Setter: Misha Chorniy
Tester: Hasan Jaddouh
Editorialist: Taranpreet Singh

DIFFICULTY:

Simple

PREREQUISITES:

Basic Math.

PROBLEM:

Given a sequence A of length N, by changing at most K elements, can we make A_1^2+A_2^2+A_3^2 \dots A_N^2 \leq A_1+A_2+A_3 \dots A_N?

SUPER QUICK EXPLANATION

  • Count number of A* > 1, say C. If C \leq K, we can achieve inequality, otherwise no.

EXPLANATION

First of all, It can be seen that for every integer X, X \leq X^2. So, we can prove that we can never achieve A_1^2+A_2^2+A_3^2 \dots A_N^2 < A_1+A_2+A_3 \dots A_N.

Only option is, to achieve A_1^2+A_2^2+A_3^2 \dots A_N^2 == A_1+A_2+A_3 \dots A_N.

Now, Let’s find all integers, for which X^2 == X. We can find, that This holds for only X = 0 and X = 1. But we can assign only positive values to elements. Hence, to achieve this inequality, we need all elements to be 1.

Hence, just count the number of elements greater than 1 and if this count is \leq K, we can achieve this inequality, otherwise, we cannot achieve.

Challenge

Find any real value for which X^2 < X. Enjoy solving. :stuck_out_tongue:

Time Complexity

Time complexity is O(N) per test case.

AUTHOR’S AND TESTER’S SOLUTIONS:

Setter’s solution
Tester’s solution
Editorialist’s solution

Feel free to Share your approach, If it differs. Suggestions are always welcomed. :slight_smile:


#2

any real number lying between 0 and 1


#3

The Time Complexity is going to O(n)

According to the solution you are providing -

For all integers we have to check -
      ( x != 1 )

which will take O(n) time !
(if we check in linear fashion)

#4

Minimum value for k is 1 ,1 \leq K \leq N \leq 10^4

So if initially suppose all numbers are one,for eg. n=3 k=2 A=\{1,1,1\}
Now because minimum value of k is 1 not zero so in all cases we have to consider value of k=1

But non 1 number count is zero as all three numbers are 1 from example above.
so according to your solution result should be YES.

But as we have to consider at least k=1
So your solution fails as changing any of the three 1’s to other value will not yield the desired result.

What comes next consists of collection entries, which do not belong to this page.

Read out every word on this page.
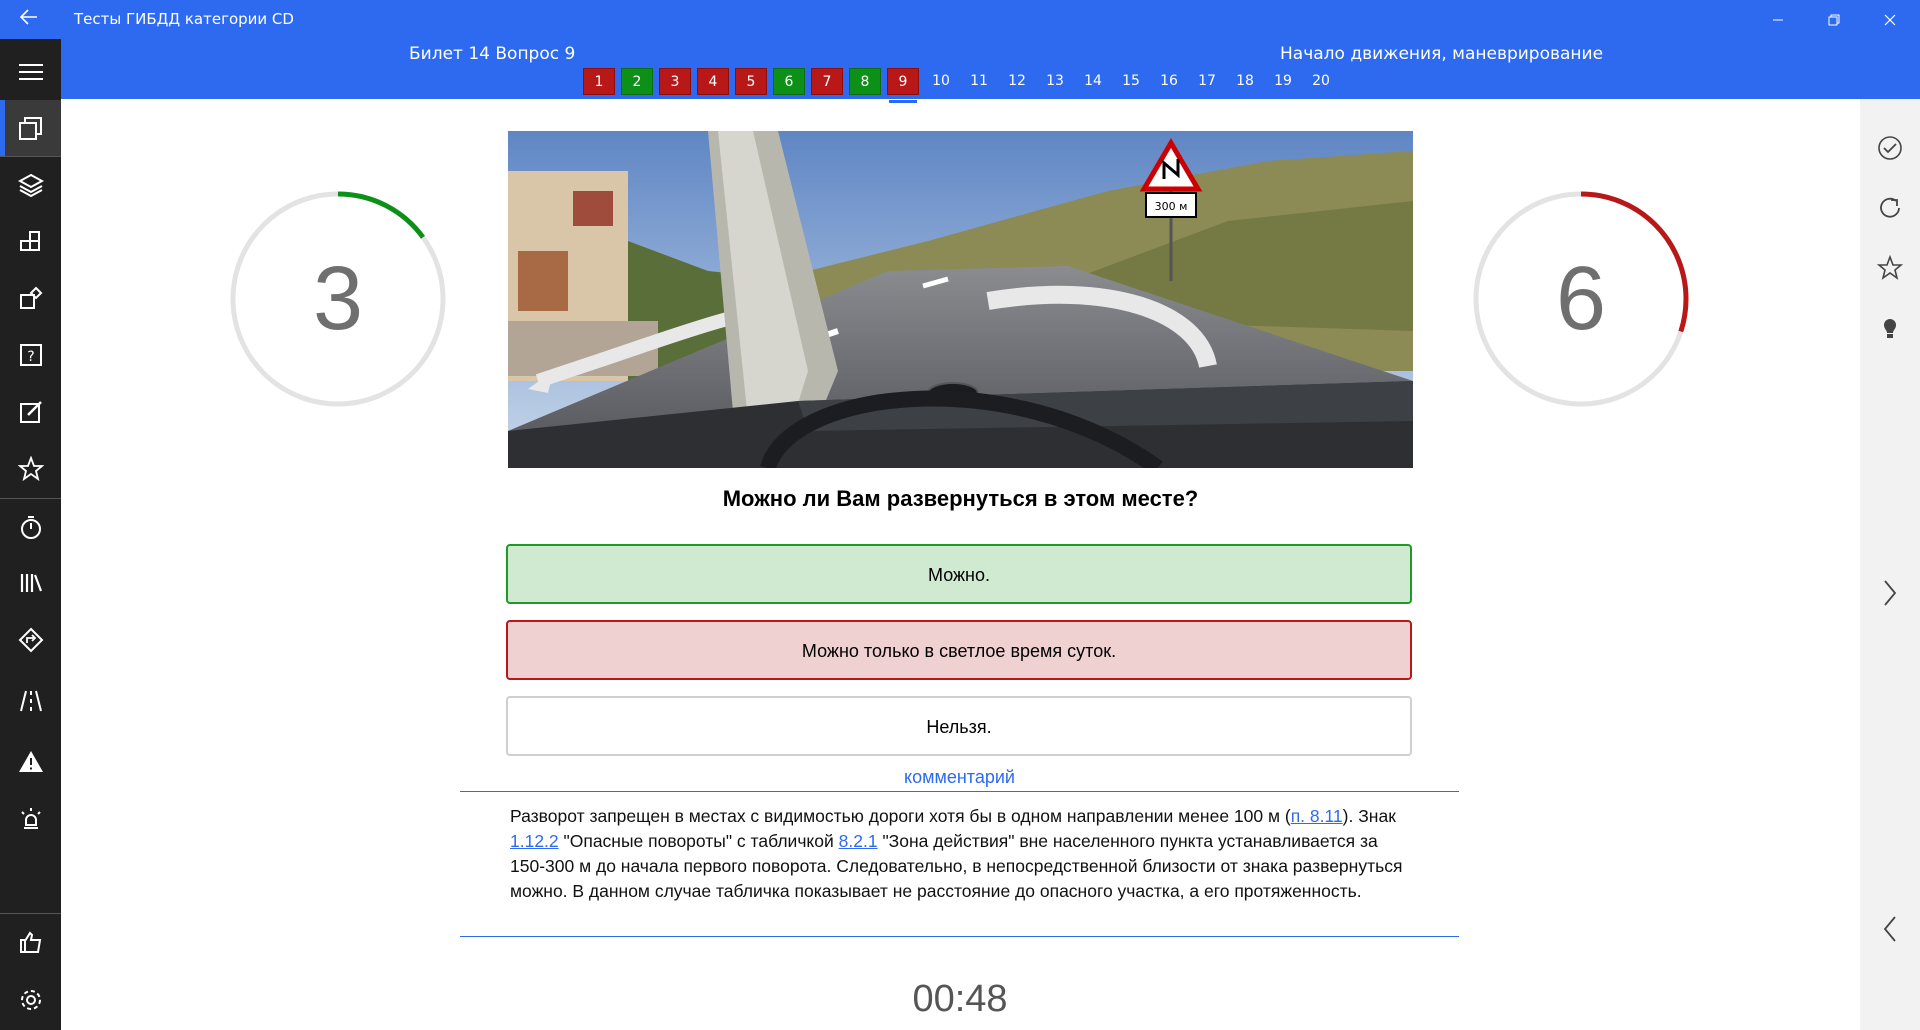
Тесты ГИБДД категории CD
Билет 14 Вопрос 9	Начало движения, маневрирование
1	2	3	4	5	6	7	8	9	10	11	12	13	14	15	16	17	18	19	20
?
3	6
300 м
Можно ли Вам развернуться в этом месте?
Можно.
Можно только в светлое время суток.
Нельзя.
комментарий
Разворот запрещен в местах с видимостью дороги хотя бы в одном направлении менее 100 м (п. 8.11). Знак 1.12.2 "Опасные повороты" с табличкой 8.2.1 "Зона действия" вне населенного пункта устанавливается за 150-300 м до начала первого поворота. Следовательно, в непосредственной близости от знака развернуться можно. В данном случае табличка показывает не расстояние до опасного участка, а его протяженность.
00:48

Please reply if i am wrong.


#5

the code i’m using is this :
and i’m getting segmentation fault on submission but not while compiling .
#include
using namespace std;

int main() {
// your code goes here
int t;
int a[100];
cin>>t;
while(t–){
int n,k,count=0,i;
cin>>n>>k;

    for(i=0;i<n;i++)
    {
        cin>>a*;
    }
    
    for(i=0;i<n;i++)
    {
        if(a*>1)
        count++;
    }
    if(k>count)
    {
        cout<<"YES"<<endl;
    }
    else{
        cout<<"NO"<<endl;
    }
}
return 0;

}


#6

I don’t get it…
This is a counter example for this solution or not?

array = [2, 2, 1, 2]
k = 2

“Count number of A*>1, say C. If C≤K, we can achieve inequality, otherwise no.”
The number of elements where the value is greater than 1 is 3 in the array [2, 2, 1, 2], so
C = 3, and if K = 2, then this is a possible solution:
[1^2, 1^2, 1^2, 2^2] <= [2, 2, 1, 2] // We change 2 of the elements to 1
7 <= 7
But the algorithm in this editorial is give the answer “NO” for this input.

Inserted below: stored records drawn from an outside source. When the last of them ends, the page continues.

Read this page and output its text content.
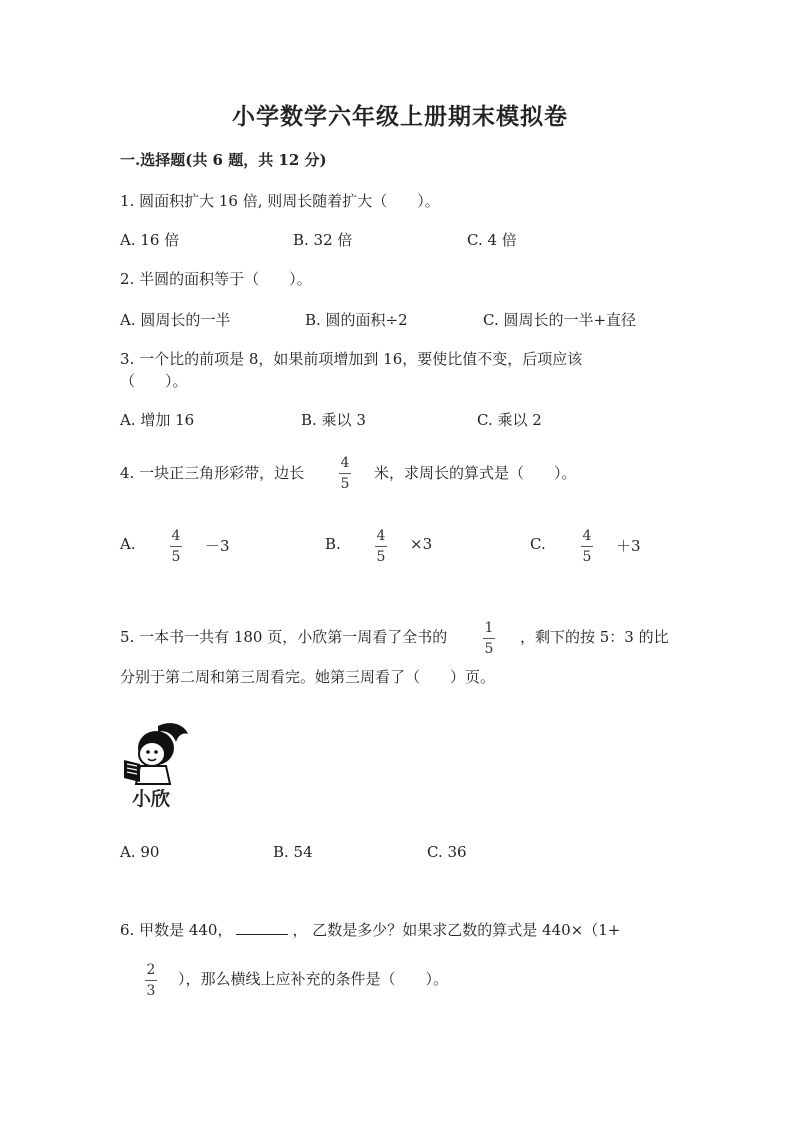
小学数学六年级上册期末模拟卷
一.选择题(共 6 题，共 12 分)
1. 圆面积扩大 16 倍, 则周长随着扩大（　　）。
A. 16 倍	B. 32 倍	C. 4 倍
2. 半圆的面积等于（　　）。
A. 圆周长的一半	B. 圆的面积÷2	C. 圆周长的一半+直径
3. 一个比的前项是 8，如果前项增加到 16，要使比值不变，后项应该
（　　）。
A. 增加 16	B. 乘以 3	C. 乘以 2
4. 一块正三角形彩带，边长
4
5
米，求周长的算式是（　　）。
A.	4
5
－3	B.	4
5
×3	C.	4
5
＋3
5. 一本书一共有 180 页，小欣第一周看了全书的	1
5
，剩下的按 5：3 的比
分别于第二周和第三周看完。她第三周看了（　　）页。
小欣
A. 90	B. 54	C. 36
6. 甲数是 440，	， 乙数是多少？如果求乙数的算式是 440×（1+
2
3
），那么横线上应补充的条件是（　　）。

And I think my solution can’t accepted because of this.


#7

Challenge: All values lying in the interval (0, 1).


#8

Perfect :slight_smile:

Find real values for which X^3 < X. Enjoy :stuck_out_tongue:


#9

All values lying in (0, 1) or (- \infty, -1).


#10

Seems like I’m running out of math challenges. :stuck_out_tongue:


#11

Hehe…

(Added dots to make 10 characters needed for making a comment)


#12

Thanks for catching. I missed it up. Corrected now :slight_smile:


#13

@setters and testers,
sorry dude, but your algorithm fails at certain test cases. as you just counting the elements which are not ones.
just try your algorithm on my testcase
N = 5, K = 2;
A[] = {1, 2, 3, 5, 8}
sum = 1 + 2 + 3 + 5 + 8 = 19
your algo shows NO for this…

I am just sorting array in reverse order,
so now array will be : A[] = {8, 5, 3, 2, 1}
replace K (2 in this case) elements from start by 1.
now array becomes A[] = {1, 1, 3, 2, 1}
and sum of squares = 1 + 1 + 9 + 4 + 1 = 16, which is less than 19, i.e. answer will be “YES” instead of “NO”.